El miedo. Lo primero que recuerdo es el miedo. En ese plenario de la víspera debatimos nuestro miedo, procesamos colectivamente ese miedo, volvimos a poner en debate la resolución ya debatida y votada. Lo volvimos a revisar, porque sabíamos que nos jugábamos la vida.

Permítanme compañeros, compañeras, arrogarme un derecho que no me es exclusivo. Permítanme ponerme en la piel y el cuerpo de los mártires. Permítanme decir, escribir, publicar a los vientos, que en ese plenario yo fui también Kosteki, Santillán o Mariano. Guerreros conscientes. Habían decidido, votado, debatido una y todas las veces necesarias, analizado sus acciones, la serie de decisiones que los llevaron a estar ese día, ese momento, en el lugar que decidieron estar.

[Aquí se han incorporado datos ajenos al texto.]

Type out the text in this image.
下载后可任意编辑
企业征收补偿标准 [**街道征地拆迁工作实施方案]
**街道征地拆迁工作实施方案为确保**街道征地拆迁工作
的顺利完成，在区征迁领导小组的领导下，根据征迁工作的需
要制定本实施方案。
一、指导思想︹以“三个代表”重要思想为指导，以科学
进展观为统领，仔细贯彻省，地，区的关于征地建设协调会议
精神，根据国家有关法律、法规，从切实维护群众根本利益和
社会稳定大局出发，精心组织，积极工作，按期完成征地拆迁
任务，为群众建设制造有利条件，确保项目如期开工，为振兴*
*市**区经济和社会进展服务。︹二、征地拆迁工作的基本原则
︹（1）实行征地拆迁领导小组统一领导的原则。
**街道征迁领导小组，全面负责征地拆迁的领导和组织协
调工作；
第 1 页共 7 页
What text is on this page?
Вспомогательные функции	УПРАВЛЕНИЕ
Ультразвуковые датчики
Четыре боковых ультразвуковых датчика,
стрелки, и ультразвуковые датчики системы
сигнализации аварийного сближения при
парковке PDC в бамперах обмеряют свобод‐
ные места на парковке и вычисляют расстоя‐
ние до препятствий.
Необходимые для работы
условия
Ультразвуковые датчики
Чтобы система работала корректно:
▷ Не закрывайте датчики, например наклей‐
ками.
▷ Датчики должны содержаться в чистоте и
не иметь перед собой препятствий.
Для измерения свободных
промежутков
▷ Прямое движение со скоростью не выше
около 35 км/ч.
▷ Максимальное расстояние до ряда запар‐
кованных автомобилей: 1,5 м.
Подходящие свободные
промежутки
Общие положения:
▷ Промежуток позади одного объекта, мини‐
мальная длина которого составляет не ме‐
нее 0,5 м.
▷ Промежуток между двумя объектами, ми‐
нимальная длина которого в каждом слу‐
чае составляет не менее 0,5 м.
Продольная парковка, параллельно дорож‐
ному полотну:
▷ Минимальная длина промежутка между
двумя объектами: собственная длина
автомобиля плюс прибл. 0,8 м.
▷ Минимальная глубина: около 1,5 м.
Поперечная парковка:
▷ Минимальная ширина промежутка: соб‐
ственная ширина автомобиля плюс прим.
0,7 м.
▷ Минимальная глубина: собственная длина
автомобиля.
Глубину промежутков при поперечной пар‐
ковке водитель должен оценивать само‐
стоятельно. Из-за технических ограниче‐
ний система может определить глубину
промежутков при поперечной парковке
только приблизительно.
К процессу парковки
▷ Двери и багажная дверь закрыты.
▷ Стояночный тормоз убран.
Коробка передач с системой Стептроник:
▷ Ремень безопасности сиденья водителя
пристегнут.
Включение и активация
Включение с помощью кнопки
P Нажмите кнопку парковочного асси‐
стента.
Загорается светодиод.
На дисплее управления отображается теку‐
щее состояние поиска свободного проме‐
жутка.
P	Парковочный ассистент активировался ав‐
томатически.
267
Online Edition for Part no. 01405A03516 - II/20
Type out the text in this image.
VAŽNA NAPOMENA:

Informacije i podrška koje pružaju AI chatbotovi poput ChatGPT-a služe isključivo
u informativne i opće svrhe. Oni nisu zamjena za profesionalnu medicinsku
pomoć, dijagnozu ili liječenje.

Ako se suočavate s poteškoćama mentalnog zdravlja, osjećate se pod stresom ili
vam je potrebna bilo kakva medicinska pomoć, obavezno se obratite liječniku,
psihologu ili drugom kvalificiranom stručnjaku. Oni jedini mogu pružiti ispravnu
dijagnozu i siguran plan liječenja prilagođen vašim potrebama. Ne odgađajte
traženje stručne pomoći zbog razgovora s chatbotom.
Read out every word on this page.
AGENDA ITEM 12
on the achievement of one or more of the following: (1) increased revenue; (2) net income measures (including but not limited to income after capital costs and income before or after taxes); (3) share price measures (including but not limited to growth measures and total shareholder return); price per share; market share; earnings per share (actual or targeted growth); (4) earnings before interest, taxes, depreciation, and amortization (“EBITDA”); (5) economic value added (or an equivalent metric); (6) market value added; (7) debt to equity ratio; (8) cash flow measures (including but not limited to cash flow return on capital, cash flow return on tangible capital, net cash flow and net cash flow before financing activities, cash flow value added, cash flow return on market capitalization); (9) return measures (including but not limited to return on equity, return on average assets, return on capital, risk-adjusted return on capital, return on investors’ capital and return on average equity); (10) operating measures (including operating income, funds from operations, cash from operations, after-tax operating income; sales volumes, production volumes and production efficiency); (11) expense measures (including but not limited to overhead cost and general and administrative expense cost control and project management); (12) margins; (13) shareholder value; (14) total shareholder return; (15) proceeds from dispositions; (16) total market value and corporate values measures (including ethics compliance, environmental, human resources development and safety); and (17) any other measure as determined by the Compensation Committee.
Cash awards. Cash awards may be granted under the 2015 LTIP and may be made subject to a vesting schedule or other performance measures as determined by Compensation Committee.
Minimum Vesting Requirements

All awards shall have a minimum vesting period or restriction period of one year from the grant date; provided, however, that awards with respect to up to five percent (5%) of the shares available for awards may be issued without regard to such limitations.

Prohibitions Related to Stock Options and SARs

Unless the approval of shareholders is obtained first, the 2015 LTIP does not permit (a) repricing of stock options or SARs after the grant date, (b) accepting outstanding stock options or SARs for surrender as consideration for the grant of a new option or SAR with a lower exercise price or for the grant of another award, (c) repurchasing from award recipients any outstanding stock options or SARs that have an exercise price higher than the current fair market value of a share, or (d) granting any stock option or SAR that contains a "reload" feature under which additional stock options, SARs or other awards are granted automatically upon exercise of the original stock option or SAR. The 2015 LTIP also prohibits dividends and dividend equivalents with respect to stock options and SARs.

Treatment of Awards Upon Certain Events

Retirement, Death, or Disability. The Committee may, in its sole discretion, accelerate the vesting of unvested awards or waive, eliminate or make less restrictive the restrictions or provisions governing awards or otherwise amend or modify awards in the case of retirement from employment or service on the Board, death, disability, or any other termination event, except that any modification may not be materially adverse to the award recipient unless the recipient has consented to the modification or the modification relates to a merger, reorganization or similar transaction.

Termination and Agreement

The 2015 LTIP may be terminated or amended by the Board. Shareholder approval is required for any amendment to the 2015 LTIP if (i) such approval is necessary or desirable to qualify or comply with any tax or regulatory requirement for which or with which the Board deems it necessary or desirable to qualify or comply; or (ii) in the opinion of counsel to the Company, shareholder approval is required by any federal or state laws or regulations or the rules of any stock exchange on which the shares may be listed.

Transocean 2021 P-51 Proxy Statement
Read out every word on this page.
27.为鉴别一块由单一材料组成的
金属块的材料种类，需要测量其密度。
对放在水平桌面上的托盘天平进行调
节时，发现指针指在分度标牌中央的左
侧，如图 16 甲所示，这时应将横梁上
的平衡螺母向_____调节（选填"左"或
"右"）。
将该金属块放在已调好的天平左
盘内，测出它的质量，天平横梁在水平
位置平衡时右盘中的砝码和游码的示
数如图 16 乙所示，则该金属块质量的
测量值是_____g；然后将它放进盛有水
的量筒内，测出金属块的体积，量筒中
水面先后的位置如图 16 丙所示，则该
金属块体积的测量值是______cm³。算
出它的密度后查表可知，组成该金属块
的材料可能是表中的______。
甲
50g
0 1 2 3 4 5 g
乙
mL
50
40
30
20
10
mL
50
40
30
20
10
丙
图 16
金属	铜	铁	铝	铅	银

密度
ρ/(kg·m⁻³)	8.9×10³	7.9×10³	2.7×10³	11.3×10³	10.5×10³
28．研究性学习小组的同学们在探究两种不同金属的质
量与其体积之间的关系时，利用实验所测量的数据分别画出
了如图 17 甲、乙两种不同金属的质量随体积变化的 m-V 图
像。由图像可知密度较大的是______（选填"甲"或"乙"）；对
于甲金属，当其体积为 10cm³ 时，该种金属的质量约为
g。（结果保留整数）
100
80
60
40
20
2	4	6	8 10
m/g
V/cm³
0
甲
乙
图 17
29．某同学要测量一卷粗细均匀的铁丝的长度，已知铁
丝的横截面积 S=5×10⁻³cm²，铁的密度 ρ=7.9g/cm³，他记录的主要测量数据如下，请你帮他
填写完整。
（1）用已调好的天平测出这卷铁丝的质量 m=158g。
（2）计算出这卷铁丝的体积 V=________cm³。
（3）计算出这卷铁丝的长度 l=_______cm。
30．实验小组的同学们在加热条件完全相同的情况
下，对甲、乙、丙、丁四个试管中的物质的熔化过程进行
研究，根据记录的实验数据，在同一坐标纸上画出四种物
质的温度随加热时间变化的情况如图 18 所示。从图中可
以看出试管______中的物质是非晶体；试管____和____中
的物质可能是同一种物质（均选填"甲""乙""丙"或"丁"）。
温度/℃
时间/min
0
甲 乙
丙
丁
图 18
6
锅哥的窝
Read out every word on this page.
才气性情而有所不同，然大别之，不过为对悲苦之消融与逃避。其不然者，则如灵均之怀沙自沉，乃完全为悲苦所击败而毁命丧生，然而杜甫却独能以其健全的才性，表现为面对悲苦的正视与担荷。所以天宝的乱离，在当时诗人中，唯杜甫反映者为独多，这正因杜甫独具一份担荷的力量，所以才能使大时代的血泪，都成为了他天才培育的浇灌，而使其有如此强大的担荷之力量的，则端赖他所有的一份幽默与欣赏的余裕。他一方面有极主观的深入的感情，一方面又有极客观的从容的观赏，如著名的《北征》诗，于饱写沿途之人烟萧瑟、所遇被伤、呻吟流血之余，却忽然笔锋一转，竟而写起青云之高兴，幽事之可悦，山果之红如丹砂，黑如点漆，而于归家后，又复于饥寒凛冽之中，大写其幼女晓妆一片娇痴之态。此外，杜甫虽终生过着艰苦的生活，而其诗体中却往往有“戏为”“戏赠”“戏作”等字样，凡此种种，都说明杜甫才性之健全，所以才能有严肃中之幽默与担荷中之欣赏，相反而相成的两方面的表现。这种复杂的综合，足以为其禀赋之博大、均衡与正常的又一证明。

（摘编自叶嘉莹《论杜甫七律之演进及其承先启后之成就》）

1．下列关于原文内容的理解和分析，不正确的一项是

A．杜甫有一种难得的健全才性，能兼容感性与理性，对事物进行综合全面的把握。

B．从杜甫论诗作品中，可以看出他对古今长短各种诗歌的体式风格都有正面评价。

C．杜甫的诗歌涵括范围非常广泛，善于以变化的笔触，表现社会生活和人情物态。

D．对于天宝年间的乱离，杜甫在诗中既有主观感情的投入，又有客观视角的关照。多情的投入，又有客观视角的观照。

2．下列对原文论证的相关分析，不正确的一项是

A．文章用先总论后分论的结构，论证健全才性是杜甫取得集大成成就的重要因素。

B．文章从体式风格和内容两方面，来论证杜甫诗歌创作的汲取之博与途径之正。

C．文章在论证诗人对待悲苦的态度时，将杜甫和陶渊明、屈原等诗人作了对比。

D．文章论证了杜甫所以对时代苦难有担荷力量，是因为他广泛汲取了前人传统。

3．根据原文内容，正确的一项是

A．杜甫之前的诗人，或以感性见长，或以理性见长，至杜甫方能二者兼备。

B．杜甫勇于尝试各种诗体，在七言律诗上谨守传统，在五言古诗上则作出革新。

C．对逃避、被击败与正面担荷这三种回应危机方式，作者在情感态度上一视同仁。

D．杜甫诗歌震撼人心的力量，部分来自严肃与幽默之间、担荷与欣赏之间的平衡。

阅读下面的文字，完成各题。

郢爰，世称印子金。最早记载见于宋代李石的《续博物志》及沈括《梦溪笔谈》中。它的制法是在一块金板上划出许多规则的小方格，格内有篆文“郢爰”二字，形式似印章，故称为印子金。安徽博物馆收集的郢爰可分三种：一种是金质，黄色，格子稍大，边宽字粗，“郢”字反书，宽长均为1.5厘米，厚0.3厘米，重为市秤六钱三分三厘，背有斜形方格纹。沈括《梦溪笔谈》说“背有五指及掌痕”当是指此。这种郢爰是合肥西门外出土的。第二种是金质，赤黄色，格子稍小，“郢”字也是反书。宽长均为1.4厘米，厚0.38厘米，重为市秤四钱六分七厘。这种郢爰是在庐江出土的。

Los mártires decidieron como miles más de nosotros estar allí. No decidieron, como pretenden mentirnos los vocales de la mentira, encontrar su muerte. Nunca pusimos eso a votación. Votamos la dignidad de la lucha. Votamos ponerle un fin a la muerte de nuestros seres queridos, la muerte sueldo bajo, la muerte desocupación, la muerte no tengo un miserable lugar donde poner una cama y llamarlo hogar, la muerte del hambre de la pancita de los pollitos, la muerte humillándote por un plan social, por una chapa, la muerte paco, la muerte me secuestro a tu hermana para venderla como puta en una whiskería de Calle Corrientes o en medio de una miserable ruta de muerte.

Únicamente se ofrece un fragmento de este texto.